Wednesday, January 21, 2009

Obama, Optimism, and Equities - A Rational Viewpoint

There is no doubt a feeling of unbridled optimism among many U.S. citizens who feel that President Obama will undoubtedly bring "change" to the United States. If we are to take yesterday's mass euphoria as an indicator of this coming "change" it will likely result in 0% unemployment, 10% GDP growth, and the re-emergence of a pre-ABS financial system (excuse the sarcasm).

While I feel that our new President will surely take the actions he sees necessary to stimulate economic activity it seems almost inevitable that the results will fall short of expectations. This is especially true when we look at the latest iteration of a fiscal stimulus package based on ineffective government spending and tax cuts aimed at a consumer whos marginal propensity to consume is at its lowest level in over 60 years. This ill-planned and undersized fiscal stimulus package coupled with the limitations now facing monetary policy (as we are up against the zero bound) equates to a long road to economic recovery.
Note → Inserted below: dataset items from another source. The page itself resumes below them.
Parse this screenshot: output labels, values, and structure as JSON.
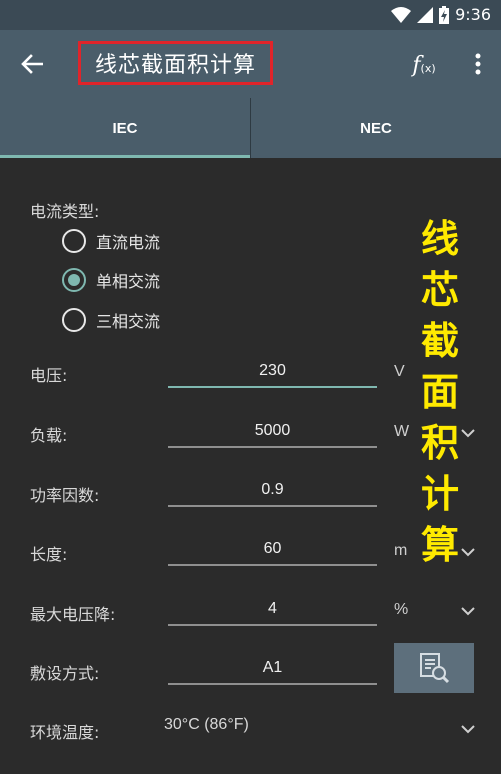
{
  "status": {
    "time": "9:36"
  },
  "appbar": {
    "title": "线芯截面积计算",
    "fx_f": "f",
    "fx_x": "(x)"
  },
  "tabs": [
    {
      "label": "IEC",
      "selected": true
    },
    {
      "label": "NEC",
      "selected": false
    }
  ],
  "form": {
    "current_type_label": "电流类型:",
    "current_types": [
      {
        "label": "直流电流",
        "checked": false
      },
      {
        "label": "单相交流",
        "checked": true
      },
      {
        "label": "三相交流",
        "checked": false
      }
    ],
    "voltage": {
      "label": "电压:",
      "value": "230",
      "unit": "V"
    },
    "load": {
      "label": "负载:",
      "value": "5000",
      "unit": "W"
    },
    "power_factor": {
      "label": "功率因数:",
      "value": "0.9"
    },
    "length": {
      "label": "长度:",
      "value": "60",
      "unit": "m"
    },
    "max_voltage_drop": {
      "label": "最大电压降:",
      "value": "4",
      "unit": "%"
    },
    "installation": {
      "label": "敷设方式:",
      "value": "A1"
    },
    "ambient_temp": {
      "label": "环境温度:",
      "value": "30°C (86°F)"
    }
  },
  "overlay": {
    "chars": [
      "线",
      "芯",
      "截",
      "面",
      "积",
      "计",
      "算"
    ]
  },
  "colors": {
    "accent": "#7fb8b0",
    "appbar": "#4a5d6a",
    "background": "#2b2b2b",
    "overlay_text": "#ffea00",
    "title_box": "#e0242a"
  }
}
As the realization that Obama will not be able to wave a magic wand and return the United States to economic prosperity in the blink of an eye results in a drastic reassesment of people's expectaitions we can expect further and increased contraction in economic activity (i.e. decreased consumer demand, capital investment, etc.), and as a result further downward pressure on the equity markets as we work our way through 2009.